The crew were occupied in different works on board, the principal of which consisted in preparing the grease and oil produced by the seals; they had become blocks of ice, which had to be broken with axes into little bits, and ten barrels were thus preserved.

All sorts of vessels were useless, and the liquid they contained would only have broken them when the temperature changed. On the 28th the thermometer went down to 32° below zero; there was only coal enough left for ten days, and everyone looked forward to its disappearance with dread. Hatteras had the poop stove put out for economy’s sake, and from that time Shandon, the doctor, and he stayed in the common room. Hatteras was thus brought into closer contact with the men, who threw ferocious and stupefied looks at him. He heard their reproaches, their recriminations, and even their threats, and he could not punish them. But he seemed to be deaf to everything. He did not claim the place nearest the fire, but stopped in a corner, his arms folded, never speaking.

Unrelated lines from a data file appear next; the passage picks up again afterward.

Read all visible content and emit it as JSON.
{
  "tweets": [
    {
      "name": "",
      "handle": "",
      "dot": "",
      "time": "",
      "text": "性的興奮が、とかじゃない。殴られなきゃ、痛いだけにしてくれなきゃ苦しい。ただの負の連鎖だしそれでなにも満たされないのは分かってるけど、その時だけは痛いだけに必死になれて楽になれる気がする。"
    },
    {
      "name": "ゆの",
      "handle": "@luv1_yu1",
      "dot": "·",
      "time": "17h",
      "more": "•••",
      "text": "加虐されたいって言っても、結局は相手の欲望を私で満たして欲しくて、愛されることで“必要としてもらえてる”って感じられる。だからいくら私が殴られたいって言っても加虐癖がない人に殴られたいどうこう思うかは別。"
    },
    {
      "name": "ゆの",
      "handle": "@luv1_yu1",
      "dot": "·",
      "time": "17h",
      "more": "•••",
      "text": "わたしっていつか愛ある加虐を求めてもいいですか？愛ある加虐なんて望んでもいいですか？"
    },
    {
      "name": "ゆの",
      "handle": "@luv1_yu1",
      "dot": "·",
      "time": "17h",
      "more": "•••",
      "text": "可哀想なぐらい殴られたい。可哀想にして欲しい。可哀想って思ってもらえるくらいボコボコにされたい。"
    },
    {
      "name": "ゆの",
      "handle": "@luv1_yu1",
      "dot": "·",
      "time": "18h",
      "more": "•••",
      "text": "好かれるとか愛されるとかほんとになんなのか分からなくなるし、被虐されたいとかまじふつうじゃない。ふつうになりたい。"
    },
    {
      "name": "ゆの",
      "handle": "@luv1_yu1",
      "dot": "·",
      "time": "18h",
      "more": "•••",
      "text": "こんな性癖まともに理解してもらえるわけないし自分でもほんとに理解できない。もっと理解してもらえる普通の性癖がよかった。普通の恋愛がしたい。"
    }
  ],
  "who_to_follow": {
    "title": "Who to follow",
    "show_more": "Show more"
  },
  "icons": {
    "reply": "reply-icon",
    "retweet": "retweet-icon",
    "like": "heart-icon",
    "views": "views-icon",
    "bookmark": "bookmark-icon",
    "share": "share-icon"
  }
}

In spite of the doctor’s recommendations, Pen and his friends refused to take the least exercise; they passed whole days leaning against the stove or lying under the blankets of their hammocks. Their health soon began to suffer; they could not bear up against the fatal influence of the climate, and the terrible scurvy made its appearance on board. The doctor had, however, begun, some time ago, to distribute limejuice and lime pastilles every morning; but these preservatives, generally so efficacious, had very little effect on the malady, which soon presented the most horrible symptoms. The sight of the poor fellows, whose nerves and muscles contracted with pain, was pitiable. Their legs swelled in an extraordinary fashion, and were covered with large blackish blue spots; their bloody gums and ulcerated lips only gave passage to inarticulate sounds; the vitiated blood no longer went to the extremities.

Clifton was the first attacked; then Gripper, Brunton, and Strong took to their hammocks. Those that the malady still spared could not lose sight of their sufferings; they were obliged to stay there, and it was soon transformed into a hospital, for out of eighteen sailors of the Forward, thirteen were attacked in a few days. Pen seemed destined to escape contagion; his vigorous nature preserved him from it. Shandon felt the first symptoms, but they did not go further, and exercise kept the two in pretty good health.

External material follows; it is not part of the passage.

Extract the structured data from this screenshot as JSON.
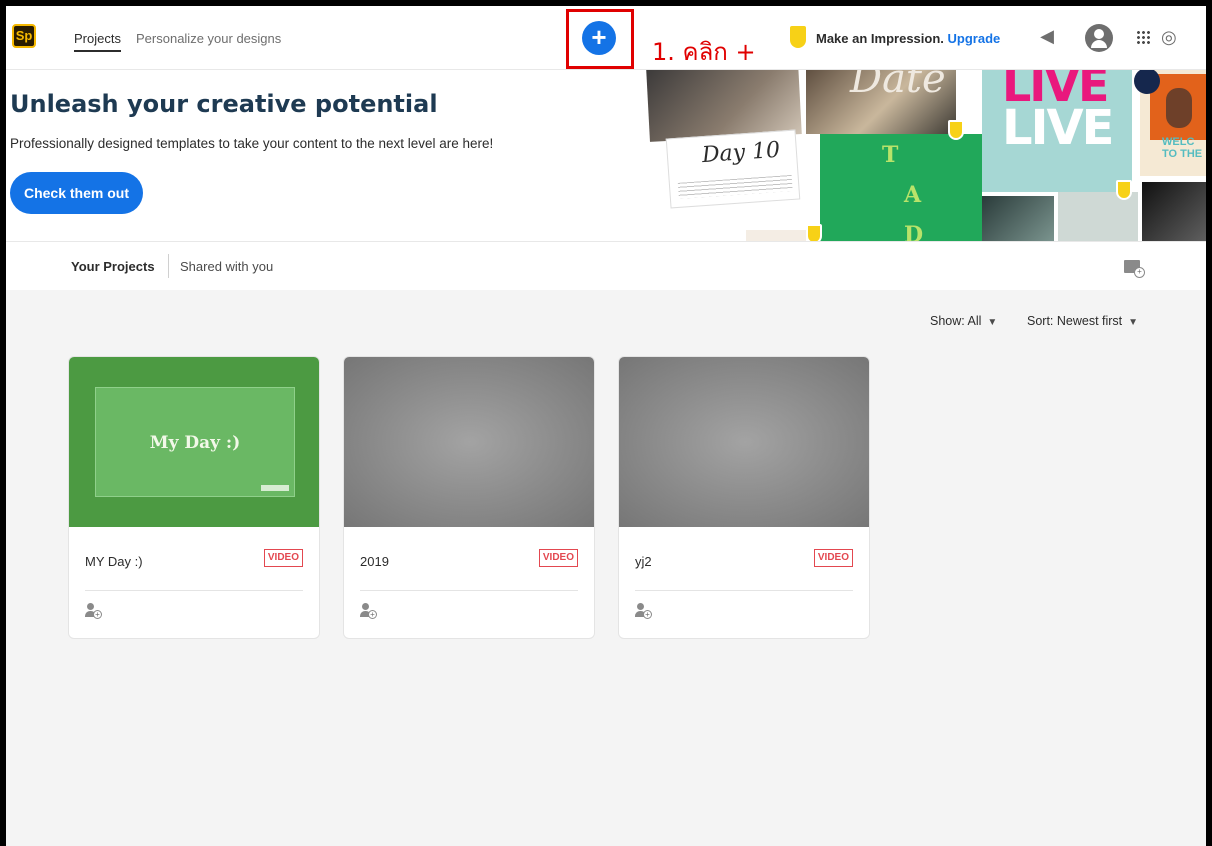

The doctor nursed the invalids with the greatest care, and it made him miserable to see the sufferings he could not alleviate. He did all he could to keep his companions in good spirits; he talked to them, read to them, and told them tales, which his astonishing memory made it easy for him to do. He was often interrupted by the complaints and groans of the invalids, and he stopped his talk to become once more the attentive and devoted doctor. His health kept up well; he did not get thinner, and he used to say that it was a good thing for him that he was dressed like a seal or a whale, who, thanks to its thick layer of fat, easily supports the Arctic atmosphere. Hatteras felt nothing, either physically or morally. Even the sufferings of his crew did not seem to touch him. Perhaps it was because he would not let his face betray his emotions; but an attentive observer would have remarked that a man’s heart beat beneath the iron envelope. The doctor analysed him, studied him, but did not succeed in classifying so strange an organisation, a temperament so supernatural. The thermometer lowered again; the walk on deck was deserted; the Esquimaux dogs alone frequented it, howling lamentably.

There was always one man on guard near the stove to keep up the fire; it was important not to let it go out. As soon as the fire got lower, the cold glided into the room; ice covered the walls, and the humidity, rapidly condensed, fell in snow on the unfortunate inhabitants of the brig. It was in the midst of these unutterable tortures that the 8th of December was reached. That morning the doctor went as usual to consult the exterior thermometer. He found the mercury completely frozen.

“Forty-four degrees below zero!” he cried with terror. And that day they threw the last lump of coal into the stove.